No evidence that mysterious hacks used maliciously
After a devastating cyber attack that paralyzed the county government for several days in January and took three weeks to completely remediate, Okanogan County is running 24/7 defensive security protection that flags any unusual network activity.
The cyber attack temporarily corrupted files on all the county’s computers and servers. Through its risk insurer, the county worked with the cyber-security firm Arete, which undertook full-scale decryption to restore the system and files, Okanogan County Central Services Director Karen Beatty said.
The county paid nothing for the remediation and investigation into the attack, since it was completely covered by its risk insurance, Beatty said.
Arete used technology called SentinelOne to resolve the attack and scan for further problems. The county doesn’t know if Arete identified the “threat actors” who hacked into the system, nor if they learned where the attackers were based.

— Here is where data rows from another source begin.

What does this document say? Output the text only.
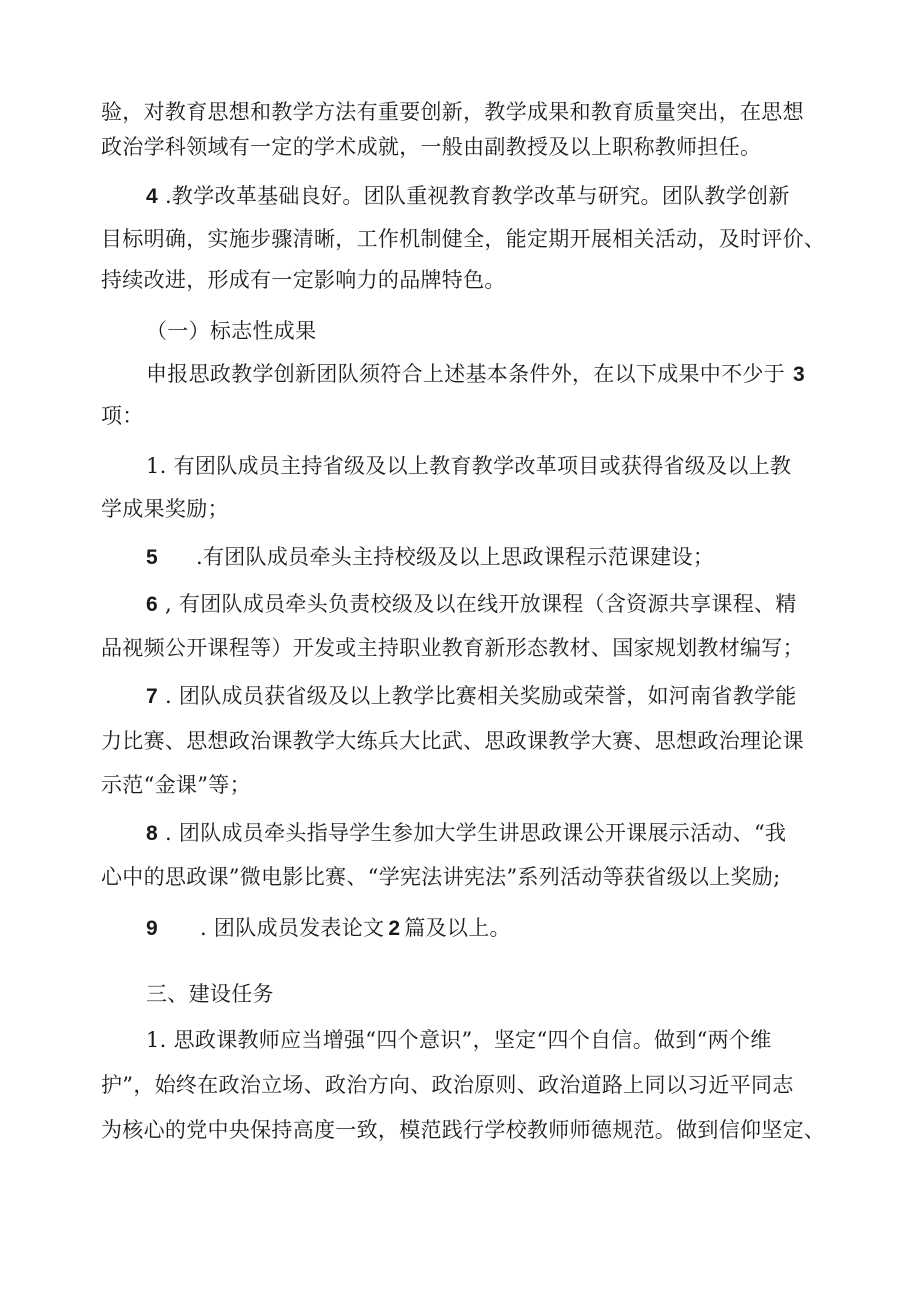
验，对教育思想和教学方法有重要创新，教学成果和教育质量突出，在思想
政治学科领域有一定的学术成就，一般由副教授及以上职称教师担任。
4 .教学改革基础良好。团队重视教育教学改革与研究。团队教学创新
目标明确，实施步骤清晰，工作机制健全，能定期开展相关活动，及时评价、
持续改进，形成有一定影响力的品牌特色。
（一）标志性成果
申报思政教学创新团队须符合上述基本条件外，在以下成果中不少于 3
项：
1. 有团队成员主持省级及以上教育教学改革项目或获得省级及以上教
学成果奖励；
5 .有团队成员牵头主持校级及以上思政课程示范课建设；
6 , 有团队成员牵头负责校级及以在线开放课程（含资源共享课程、精
品视频公开课程等）开发或主持职业教育新形态教材、国家规划教材编写；
7 . 团队成员获省级及以上教学比赛相关奖励或荣誉，如河南省教学能
力比赛、思想政治课教学大练兵大比武、思政课教学大赛、思想政治理论课
示范“金课”等；
8 . 团队成员牵头指导学生参加大学生讲思政课公开课展示活动、“我
心中的思政课”微电影比赛、“学宪法讲宪法”系列活动等获省级以上奖励;
9 . 团队成员发表论文 2 篇及以上。
三、建设任务
1. 思政课教师应当增强“四个意识”，坚定“四个自信。做到“两个维
护”，始终在政治立场、政治方向、政治原则、政治道路上同以习近平同志
为核心的党中央保持高度一致，模范践行学校教师师德规范。做到信仰坚定、
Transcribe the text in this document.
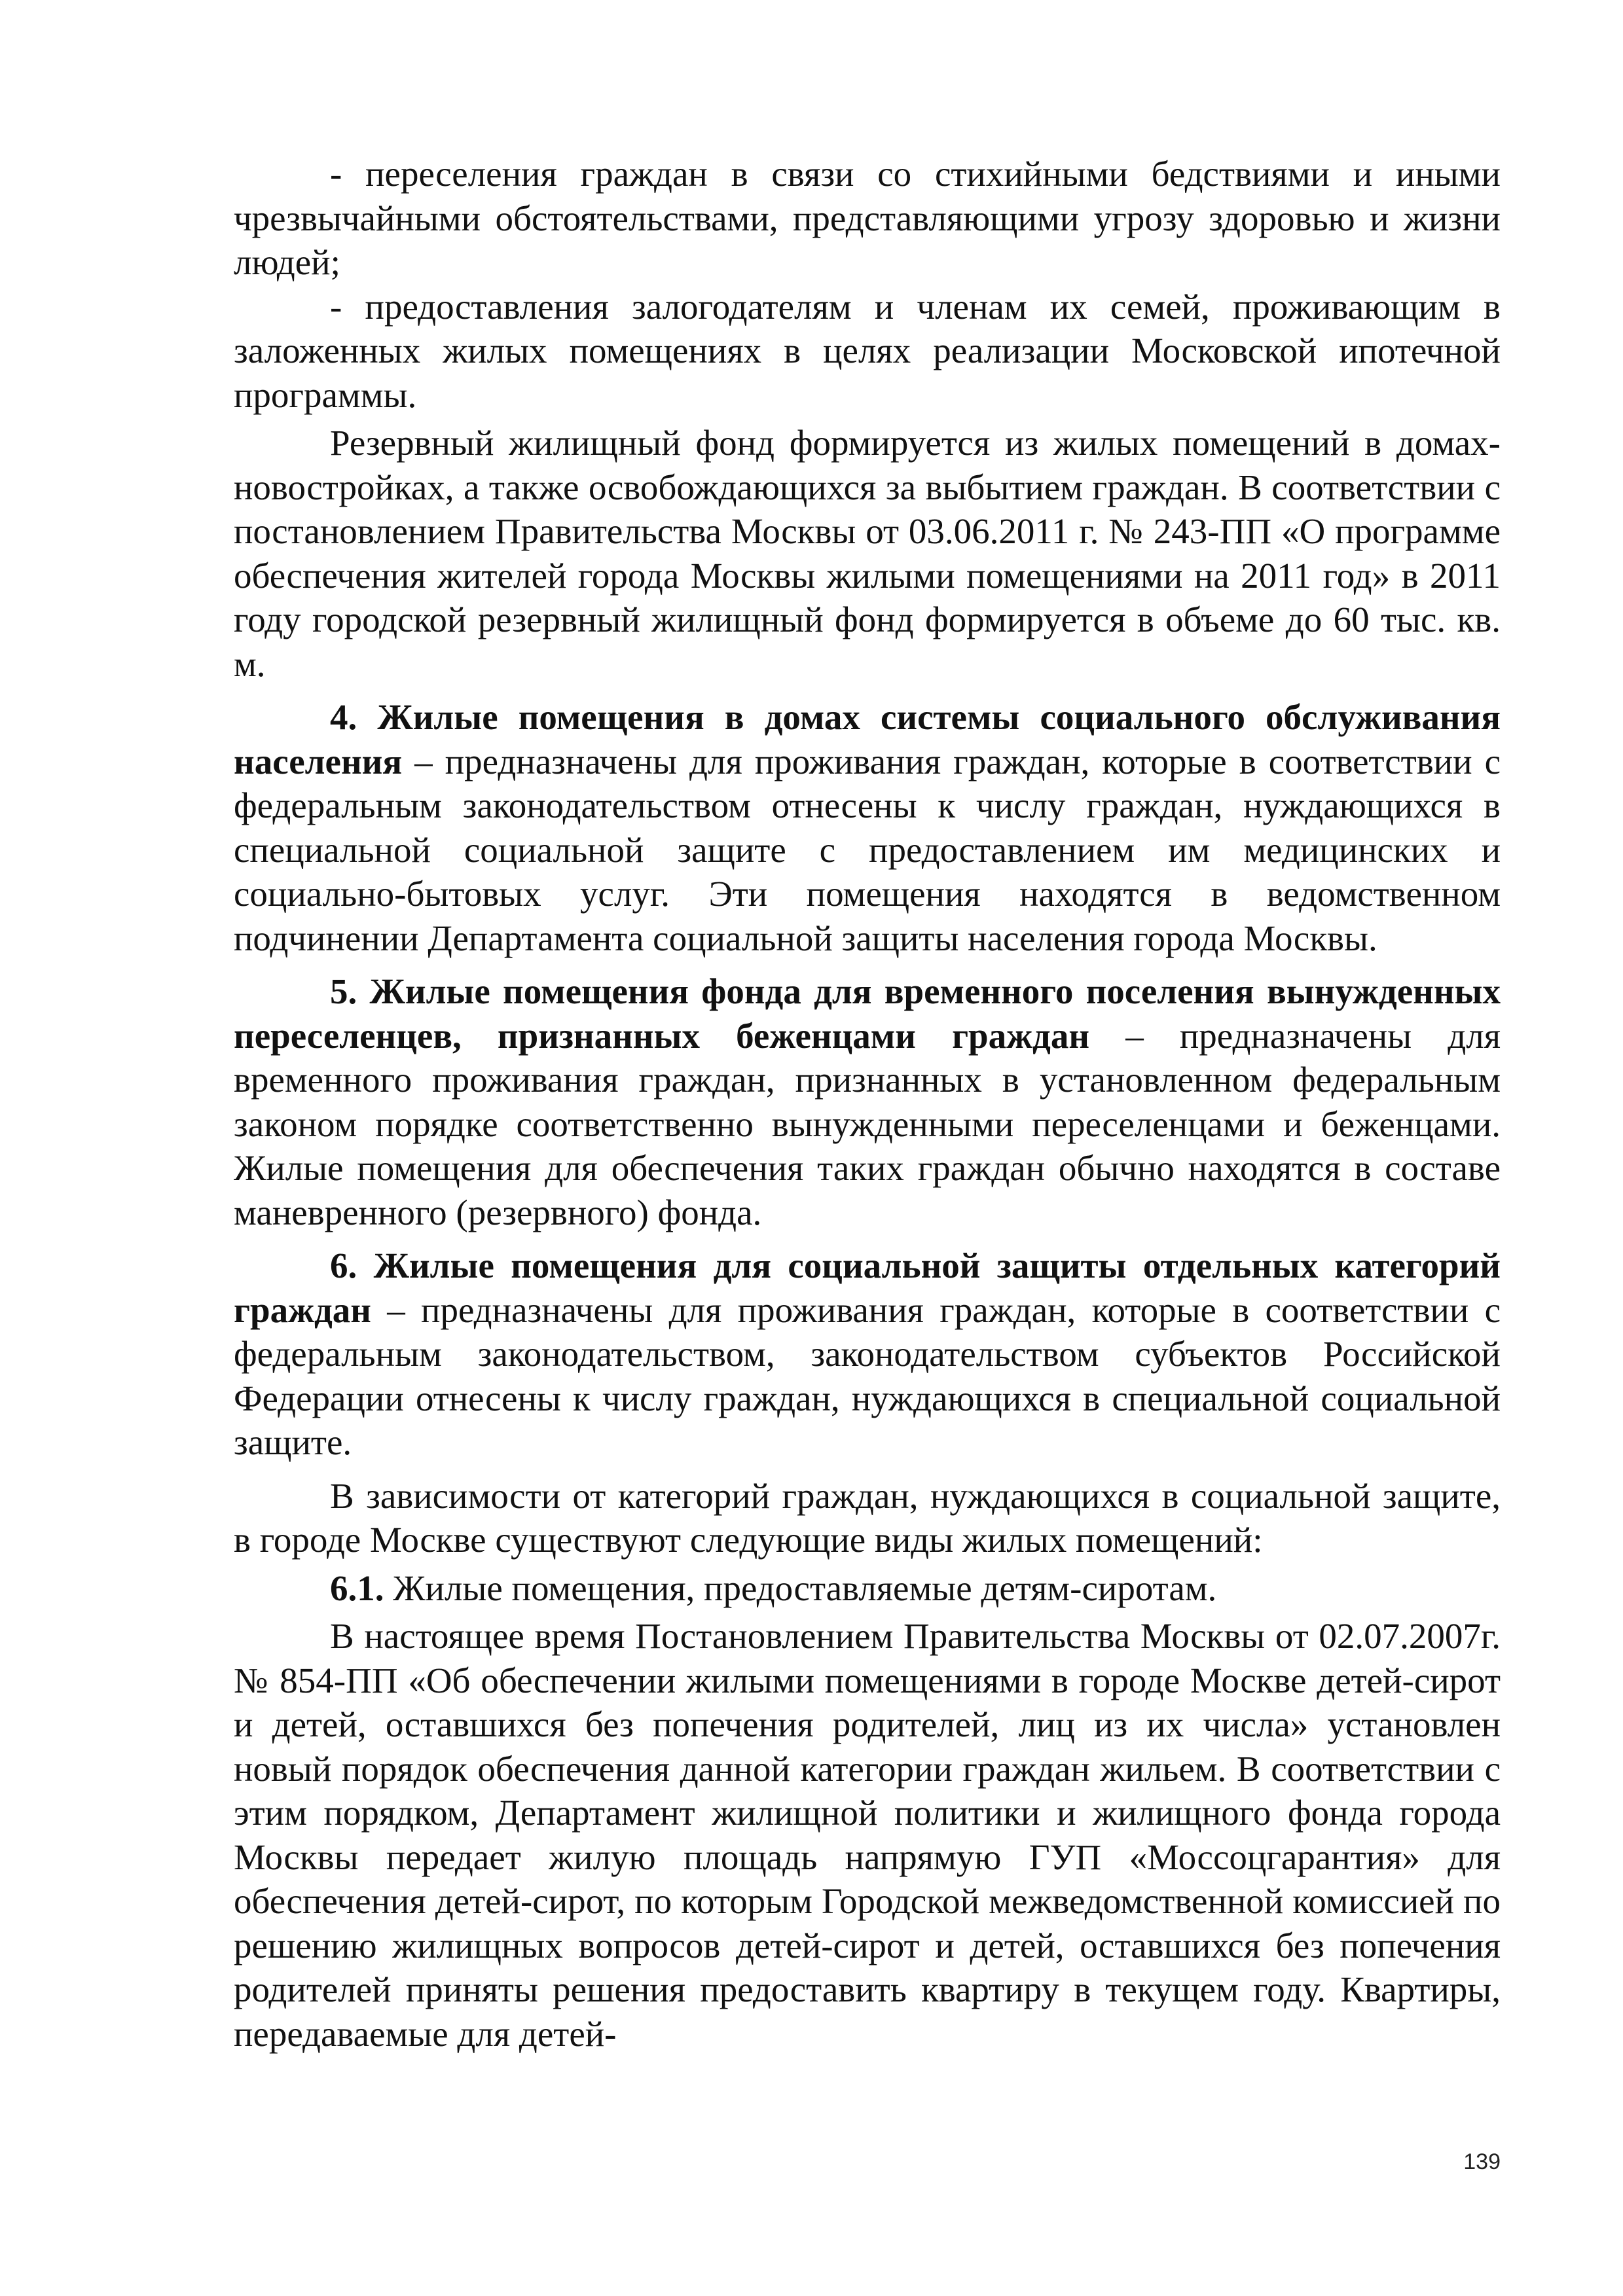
- переселения граждан в связи со стихийными бедствиями и иными чрезвычайными обстоятельствами, представляющими угрозу здоровью и жизни людей;

- предоставления залогодателям и членам их семей, проживающим в заложенных жилых помещениях в целях реализации Московской ипотечной программы.

Резервный жилищный фонд формируется из жилых помещений в домах-новостройках, а также освобождающихся за выбытием граждан. В соответствии с постановлением Правительства Москвы от 03.06.2011 г. № 243-ПП «О программе обеспечения жителей города Москвы жилыми помещениями на 2011 год» в 2011 году городской резервный жилищный фонд формируется в объеме до 60 тыс. кв. м.

4. Жилые помещения в домах системы социального обслуживания населения – предназначены для проживания граждан, которые в соответствии с федеральным законодательством отнесены к числу граждан, нуждающихся в специальной социальной защите с предоставлением им медицинских и социально-бытовых услуг. Эти помещения находятся в ведомственном подчинении Департамента социальной защиты населения города Москвы.

5. Жилые помещения фонда для временного поселения вынужденных переселенцев, признанных беженцами граждан – предназначены для временного проживания граждан, признанных в установленном федеральным законом порядке соответственно вынужденными переселенцами и беженцами. Жилые помещения для обеспечения таких граждан обычно находятся в составе маневренного (резервного) фонда.

6. Жилые помещения для социальной защиты отдельных категорий граждан – предназначены для проживания граждан, которые в соответствии с федеральным законодательством, законодательством субъектов Российской Федерации отнесены к числу граждан, нуждающихся в специальной социальной защите.

В зависимости от категорий граждан, нуждающихся в социальной защите, в городе Москве существуют следующие виды жилых помещений:

6.1. Жилые помещения, предоставляемые детям-сиротам.

В настоящее время Постановлением Правительства Москвы от 02.07.2007г. № 854-ПП «Об обеспечении жилыми помещениями в городе Москве детей-сирот и детей, оставшихся без попечения родителей, лиц из их числа» установлен новый порядок обеспечения данной категории граждан жильем. В соответствии с этим порядком, Департамент жилищной политики и жилищного фонда города Москвы передает жилую площадь напрямую ГУП «Моссоцгарантия» для обеспечения детей-сирот, по которым Городской межведомственной комиссией по решению жилищных вопросов детей-сирот и детей, оставшихся без попечения родителей приняты решения предоставить квартиру в текущем году. Квартиры, передаваемые для детей-

139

The insurance company didn’t pay any ransom to resolve the problems, Beatty said.
The county didn’t receive a formal written report of the investigation because the cyber firm worked with the risk-pool attorneys, meaning that much of the information fell under attorney/client privilege, Okanogan County Risk Manager Tanya Craig said. “They were adamant that they can’t discuss every detail,” she said.
Court cases opened
Beyond the corrupted files, the investigators detected that the attackers had opened some old District Court cases — going back as far as the 1990s — but not altered or compromised them in any way, Craig said. The county sent letters to the last-known address on the cases to notify people of the attack, but hasn’t heard from any of the individuals involved, Craig said.
In addition to the court cases, investigators found that some documents from the county’s Department of Public Works had been opened, including correspondence from the county commissioners directing Public Works to report on a road, Craig said.
Arete said there was no reason to believe that any of the information in the opened files had been used in a malicious way, and nothing was extracted or taken, Craig said. There was no pattern to the documents that had been opened, and the security firm wasn’t able to determine a motive, she said.
While the county had been using regular virus protection, it wasn’t adequate to present-day threats, Craig said. They don’t know how the attackers breached the county’s system. “It was busy, busy, busy here in Central Services. It’s any IT Department’s nightmare,” Beatty said.
The county is now using SentinelOne’s protection on every computer and server to monitor all activity, on top of ordinary virus protection, Craig said. SentinelOne learns “normal” patterns and notifies the county about any activity that seems suspicious. The county can exempt file formats that SentinelOne deems questionable but that are used regularly in county business.
The county signed a three-year contract with SentinelOne for the security service for $56,000. The program also performs nightly back-ups that will be stored on a system that’s separate from the county’s computer servers.
Training to spot attacks
The risk-pool insurer has also authorized training for county employees using KnowBe4, which sends fake, harmless phishing emails so employees learn to recognize suspicious activity. While the emails may appear to be from a trusted person, they could contain malicious attachments or links, and the training will give people techniques to determine if the sender may have been hacked or is otherwise not legitimate, Beatty said.
If someone clicks on a link or downloads an attachment in one of the training emails, KnowBe4 sends a note informing them that they have just “infected” the county’s computer system, and provides instructions about how to be more careful.
The KnowBe4 training hasn’t started yet because it may be combined with training for other counties covered by the risk pool, which could make it more economical, Beatty said.
“We were down about a week. That’s a long time for government. We learned important lessons. It could have been a lot worse,” Craig said.